At least 20,000 black Americans have died from the virus. Their mortality rate is almost 2.5 times higher than whites, and it has never been less than twice that of Latinos and Asians, according to recent data compiled by APM Research Lab. Although they represent 13% of the country, they account for 25% of Covid-19 deaths.
The Trump administration has placed much of the responsibility for these disparities on the victims. Officials speculated on the victims’ tobacco and alcohol consumption habits and made innuendos about their diet and lifestyle choices. The underlying conditions of the American racial caste system, which is firmly entrenched in the soil of this country, were not discussed.
While Brown laid the groundwork for the desegregation of the United States, that country was built on a much more entrenched basis of white supremacy. African Americans have been considered property for longer than we have been considered citizens. Our wealth and resources have been extracted longer than we have been able to accumulate or maintain them. The intentional and overt practice of white supremacy has lasted longer than it has been unconscious and secretive, or referred to in academic circles as micro-attacks and racial privileges. The country’s highest court has claimed 66 years that segregation in public schools is inherently uneven – and 400 years of America’s claims of freedom and equality have been lip service.

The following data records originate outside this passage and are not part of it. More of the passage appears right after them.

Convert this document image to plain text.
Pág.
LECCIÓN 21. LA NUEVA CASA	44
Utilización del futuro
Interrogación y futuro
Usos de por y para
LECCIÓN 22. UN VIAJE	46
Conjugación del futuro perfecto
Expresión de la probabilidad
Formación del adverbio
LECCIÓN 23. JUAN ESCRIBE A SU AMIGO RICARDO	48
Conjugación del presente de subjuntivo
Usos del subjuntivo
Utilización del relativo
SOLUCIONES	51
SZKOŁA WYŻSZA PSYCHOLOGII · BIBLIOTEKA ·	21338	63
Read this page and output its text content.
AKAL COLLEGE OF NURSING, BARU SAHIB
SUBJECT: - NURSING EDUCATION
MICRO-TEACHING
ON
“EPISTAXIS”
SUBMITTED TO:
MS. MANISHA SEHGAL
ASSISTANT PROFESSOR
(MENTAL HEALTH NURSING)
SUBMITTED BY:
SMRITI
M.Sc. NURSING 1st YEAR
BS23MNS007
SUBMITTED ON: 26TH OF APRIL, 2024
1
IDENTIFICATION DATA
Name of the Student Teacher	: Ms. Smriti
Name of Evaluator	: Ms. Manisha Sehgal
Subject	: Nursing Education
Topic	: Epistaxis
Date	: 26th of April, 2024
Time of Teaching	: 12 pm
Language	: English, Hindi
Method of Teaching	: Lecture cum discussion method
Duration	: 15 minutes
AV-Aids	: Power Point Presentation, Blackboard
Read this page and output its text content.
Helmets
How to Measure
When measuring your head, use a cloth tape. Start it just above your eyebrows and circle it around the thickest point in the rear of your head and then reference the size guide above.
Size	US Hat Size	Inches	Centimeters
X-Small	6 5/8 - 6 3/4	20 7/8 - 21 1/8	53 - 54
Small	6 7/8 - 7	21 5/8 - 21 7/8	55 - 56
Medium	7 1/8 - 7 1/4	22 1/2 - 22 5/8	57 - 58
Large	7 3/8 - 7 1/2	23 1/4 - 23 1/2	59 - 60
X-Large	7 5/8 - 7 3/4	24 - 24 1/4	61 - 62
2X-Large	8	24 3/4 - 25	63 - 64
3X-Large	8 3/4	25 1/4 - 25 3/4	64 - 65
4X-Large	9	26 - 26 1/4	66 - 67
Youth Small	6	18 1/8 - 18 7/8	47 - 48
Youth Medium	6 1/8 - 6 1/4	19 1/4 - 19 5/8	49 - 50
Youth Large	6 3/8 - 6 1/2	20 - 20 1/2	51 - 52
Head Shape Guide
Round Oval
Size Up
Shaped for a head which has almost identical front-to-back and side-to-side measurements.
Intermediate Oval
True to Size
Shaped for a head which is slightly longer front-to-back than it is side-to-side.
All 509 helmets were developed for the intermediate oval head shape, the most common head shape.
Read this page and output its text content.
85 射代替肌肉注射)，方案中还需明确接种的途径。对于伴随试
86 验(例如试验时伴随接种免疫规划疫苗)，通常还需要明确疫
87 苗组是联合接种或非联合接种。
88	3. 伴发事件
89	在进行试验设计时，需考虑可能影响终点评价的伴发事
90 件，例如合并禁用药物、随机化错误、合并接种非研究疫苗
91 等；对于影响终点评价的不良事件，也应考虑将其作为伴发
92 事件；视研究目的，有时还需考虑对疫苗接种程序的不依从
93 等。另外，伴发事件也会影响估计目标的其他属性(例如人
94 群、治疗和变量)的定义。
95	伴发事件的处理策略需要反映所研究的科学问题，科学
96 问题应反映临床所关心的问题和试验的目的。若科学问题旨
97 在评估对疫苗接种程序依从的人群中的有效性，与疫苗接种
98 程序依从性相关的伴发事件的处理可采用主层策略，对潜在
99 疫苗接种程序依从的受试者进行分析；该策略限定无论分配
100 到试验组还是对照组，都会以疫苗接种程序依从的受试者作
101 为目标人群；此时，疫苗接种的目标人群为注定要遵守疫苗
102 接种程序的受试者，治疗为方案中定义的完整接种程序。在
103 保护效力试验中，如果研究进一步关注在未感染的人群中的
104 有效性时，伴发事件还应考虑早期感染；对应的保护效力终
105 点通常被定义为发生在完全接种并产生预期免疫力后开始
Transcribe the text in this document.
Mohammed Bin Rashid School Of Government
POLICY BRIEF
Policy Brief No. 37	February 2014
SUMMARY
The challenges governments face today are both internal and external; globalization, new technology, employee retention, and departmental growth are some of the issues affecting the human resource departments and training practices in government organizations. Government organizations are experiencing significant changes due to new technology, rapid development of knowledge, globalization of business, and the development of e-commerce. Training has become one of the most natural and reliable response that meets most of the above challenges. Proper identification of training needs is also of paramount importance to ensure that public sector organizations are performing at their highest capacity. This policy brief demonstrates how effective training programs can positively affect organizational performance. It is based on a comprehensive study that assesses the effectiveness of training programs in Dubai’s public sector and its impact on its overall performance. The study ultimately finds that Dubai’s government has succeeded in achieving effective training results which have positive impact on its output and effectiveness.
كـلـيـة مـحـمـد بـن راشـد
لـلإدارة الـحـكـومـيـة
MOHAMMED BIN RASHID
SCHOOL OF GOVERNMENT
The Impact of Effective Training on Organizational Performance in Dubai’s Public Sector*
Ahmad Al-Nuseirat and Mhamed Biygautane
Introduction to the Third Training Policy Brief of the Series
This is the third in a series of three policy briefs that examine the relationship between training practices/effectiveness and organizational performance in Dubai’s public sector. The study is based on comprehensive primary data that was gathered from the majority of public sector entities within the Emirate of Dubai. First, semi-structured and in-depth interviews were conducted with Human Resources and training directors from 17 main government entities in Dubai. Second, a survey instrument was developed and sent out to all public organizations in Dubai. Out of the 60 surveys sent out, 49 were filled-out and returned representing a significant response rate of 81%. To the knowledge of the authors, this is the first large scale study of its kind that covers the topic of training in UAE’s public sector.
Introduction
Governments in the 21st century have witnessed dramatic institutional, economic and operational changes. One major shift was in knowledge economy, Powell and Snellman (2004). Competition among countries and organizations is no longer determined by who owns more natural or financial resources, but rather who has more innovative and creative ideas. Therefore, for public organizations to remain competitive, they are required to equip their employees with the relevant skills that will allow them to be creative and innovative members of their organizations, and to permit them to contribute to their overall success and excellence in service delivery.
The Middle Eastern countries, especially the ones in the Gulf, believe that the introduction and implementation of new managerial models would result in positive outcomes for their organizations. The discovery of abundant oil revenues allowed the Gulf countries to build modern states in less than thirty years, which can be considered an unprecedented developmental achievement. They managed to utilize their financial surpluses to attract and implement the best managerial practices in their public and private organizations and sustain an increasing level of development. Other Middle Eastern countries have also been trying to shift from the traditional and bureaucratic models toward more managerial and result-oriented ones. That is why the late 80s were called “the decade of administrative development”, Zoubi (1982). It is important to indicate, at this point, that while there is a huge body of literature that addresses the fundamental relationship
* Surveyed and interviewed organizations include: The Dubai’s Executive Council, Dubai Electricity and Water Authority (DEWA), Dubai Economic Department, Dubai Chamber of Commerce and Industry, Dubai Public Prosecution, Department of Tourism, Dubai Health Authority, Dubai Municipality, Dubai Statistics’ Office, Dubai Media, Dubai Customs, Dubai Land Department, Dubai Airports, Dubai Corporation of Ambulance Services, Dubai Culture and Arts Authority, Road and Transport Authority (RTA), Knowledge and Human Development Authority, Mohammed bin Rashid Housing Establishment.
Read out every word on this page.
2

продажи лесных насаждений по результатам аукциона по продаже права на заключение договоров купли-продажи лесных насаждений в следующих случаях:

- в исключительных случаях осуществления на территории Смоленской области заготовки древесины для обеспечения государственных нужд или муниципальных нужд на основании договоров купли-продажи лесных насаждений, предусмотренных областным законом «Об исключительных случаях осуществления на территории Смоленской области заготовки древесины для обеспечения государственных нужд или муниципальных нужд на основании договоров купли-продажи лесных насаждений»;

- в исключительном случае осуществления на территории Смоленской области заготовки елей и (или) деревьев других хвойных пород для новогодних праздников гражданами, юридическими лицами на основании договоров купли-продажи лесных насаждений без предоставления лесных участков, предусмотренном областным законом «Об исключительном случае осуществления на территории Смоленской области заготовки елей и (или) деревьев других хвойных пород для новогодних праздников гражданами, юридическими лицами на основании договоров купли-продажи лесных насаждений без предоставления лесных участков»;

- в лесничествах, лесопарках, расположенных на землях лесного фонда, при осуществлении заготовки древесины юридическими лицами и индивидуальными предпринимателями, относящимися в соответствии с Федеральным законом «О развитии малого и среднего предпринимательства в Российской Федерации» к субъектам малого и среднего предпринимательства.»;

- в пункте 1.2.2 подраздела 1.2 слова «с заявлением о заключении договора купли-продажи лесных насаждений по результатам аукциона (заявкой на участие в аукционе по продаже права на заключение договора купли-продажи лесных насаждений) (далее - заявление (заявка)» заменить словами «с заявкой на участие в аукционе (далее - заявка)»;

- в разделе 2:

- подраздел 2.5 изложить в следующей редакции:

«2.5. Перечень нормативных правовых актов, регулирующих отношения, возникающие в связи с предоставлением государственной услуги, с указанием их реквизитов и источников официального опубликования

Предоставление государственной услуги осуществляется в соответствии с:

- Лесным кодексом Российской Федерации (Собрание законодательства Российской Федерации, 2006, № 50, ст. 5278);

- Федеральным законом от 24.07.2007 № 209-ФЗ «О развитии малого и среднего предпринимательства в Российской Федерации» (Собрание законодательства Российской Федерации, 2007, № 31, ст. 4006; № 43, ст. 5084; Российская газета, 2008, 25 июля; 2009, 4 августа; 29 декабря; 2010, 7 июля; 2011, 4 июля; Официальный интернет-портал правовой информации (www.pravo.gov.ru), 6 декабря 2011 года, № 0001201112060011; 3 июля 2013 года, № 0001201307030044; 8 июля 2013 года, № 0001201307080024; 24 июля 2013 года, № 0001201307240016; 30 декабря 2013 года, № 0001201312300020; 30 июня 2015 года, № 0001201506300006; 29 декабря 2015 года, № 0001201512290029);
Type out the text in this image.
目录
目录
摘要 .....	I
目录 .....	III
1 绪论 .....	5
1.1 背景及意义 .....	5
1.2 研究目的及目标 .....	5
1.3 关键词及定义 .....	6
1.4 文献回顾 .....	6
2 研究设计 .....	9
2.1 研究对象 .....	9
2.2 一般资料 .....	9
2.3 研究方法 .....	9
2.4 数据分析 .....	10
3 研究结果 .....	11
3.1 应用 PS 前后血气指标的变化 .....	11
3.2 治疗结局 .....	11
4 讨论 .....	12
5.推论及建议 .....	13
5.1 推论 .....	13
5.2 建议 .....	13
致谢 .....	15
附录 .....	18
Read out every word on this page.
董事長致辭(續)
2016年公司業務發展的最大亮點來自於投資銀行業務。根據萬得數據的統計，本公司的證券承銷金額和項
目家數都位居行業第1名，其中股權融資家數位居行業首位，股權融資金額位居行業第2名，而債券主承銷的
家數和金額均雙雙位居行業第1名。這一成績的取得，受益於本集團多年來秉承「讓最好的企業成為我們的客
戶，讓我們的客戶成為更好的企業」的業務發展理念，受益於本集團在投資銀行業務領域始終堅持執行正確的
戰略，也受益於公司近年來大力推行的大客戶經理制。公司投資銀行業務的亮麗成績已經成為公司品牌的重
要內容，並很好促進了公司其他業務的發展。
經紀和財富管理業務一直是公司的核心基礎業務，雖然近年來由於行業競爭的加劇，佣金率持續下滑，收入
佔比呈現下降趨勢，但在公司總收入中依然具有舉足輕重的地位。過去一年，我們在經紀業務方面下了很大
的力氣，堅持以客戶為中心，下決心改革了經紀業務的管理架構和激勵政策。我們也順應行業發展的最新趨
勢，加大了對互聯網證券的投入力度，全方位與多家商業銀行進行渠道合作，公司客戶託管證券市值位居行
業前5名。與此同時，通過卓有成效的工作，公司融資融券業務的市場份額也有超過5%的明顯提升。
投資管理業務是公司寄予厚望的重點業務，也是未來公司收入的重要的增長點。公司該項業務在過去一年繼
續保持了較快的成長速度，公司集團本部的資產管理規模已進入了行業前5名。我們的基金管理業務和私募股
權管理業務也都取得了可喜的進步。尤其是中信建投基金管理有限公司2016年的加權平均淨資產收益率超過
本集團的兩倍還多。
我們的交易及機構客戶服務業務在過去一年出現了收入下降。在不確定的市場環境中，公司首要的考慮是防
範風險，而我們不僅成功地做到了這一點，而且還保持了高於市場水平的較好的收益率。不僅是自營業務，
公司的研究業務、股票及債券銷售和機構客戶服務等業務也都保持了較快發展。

Centuries of white supremacy have meant that black workers and whites do not earn the same wages, buy the same types of homes, or have the same nest eggs to pass on to their children. This has meant private acts of racism and government-sanctioned racism, often in tandem. This has meant less access to quality public schools, higher education or well-paying jobs that require expensive and advanced degrees. That means more grocery shopping in wealthy white urban neighborhoods and fewer health services for blacks and dispossessed. This means that black Americans are more dependent on public transportation, are less able to work from home, and are overrepresented in “essential” jobs. This means greater exposure to Covid-19. That means 20,000 dead.
The disproportionate death rates in some states are astounding, with large margins dotted all over the map. In Washington DC, blacks make up 44% of the population, but 80% of coronavirus deaths. In South Carolina, they account for 27% of the state and 56% of its deaths. Blacks in Michigan and Missouri account for 14% and 11% of the population, respectively – and 42% and 39% of Covid-19 deaths.
More studies are needed to determine the precise cause of these disparities. Public health research must assess why certain comorbidities, such as hypertension, may be more prevalent in black Americans than other groups, and go beyond stereotypical assumptions.
The most difficult assessment, however, is what to do next, after the worst cases have subsided and the pandemic has subsided. There must be a commitment not to return to normal, as black workers continue to be the sacrificial lambs of white American freedoms and corporate profiteers.
Over the next 66 years, to keep Brown’s promises, we must rethink and rethink our social structures. This reconsideration requires getting rid of the ingrained individualism that has allowed white landowners to equate human suffering with their rights to enslavement. He must challenge a culture that allows white liberals to pretend that they support the integration of high-potential neighborhoods while fighting hard to prevent it when they knock on their door. This requires ending the fanatical obsession with corporate profits that drives disproportionate numbers of blacks to die faster – whether in risky warehouses during a pandemic or in temporary, low-wage jobs that lack benefits. health, paid leave and sick leave. This requires governments that provide adequate safety nets for social services.
Above all, it requires a fight, because none of this will happen without. As Trump’s White House and Republican lawmakers plunder the nation’s treasury for bank and corporate bailouts, conservative state governments and their right-wing constituents are fervently calling for the country to “reopen.” The Conservatives’ long-standing verbal commitments to be anti-abortion – like the commitments to democracy and equality since the founding of this country – were easily abandoned in the interests of individual convenience. And the leaders of the liberal wing of the bipartisan system have done relatively little to challenge it.
21st century concerns about gentrification and displacement complicate the narrative of desegregation; New Yorkers of color, for example, said that equality of access to opportunities was most important to them, regardless of the racial makeup of their neighborhood. Nevertheless, Covid-19 clarified the strength of the American racial caste system. Generations after Brown, inequality is still the law of the land. But the chance remains to set another precedent.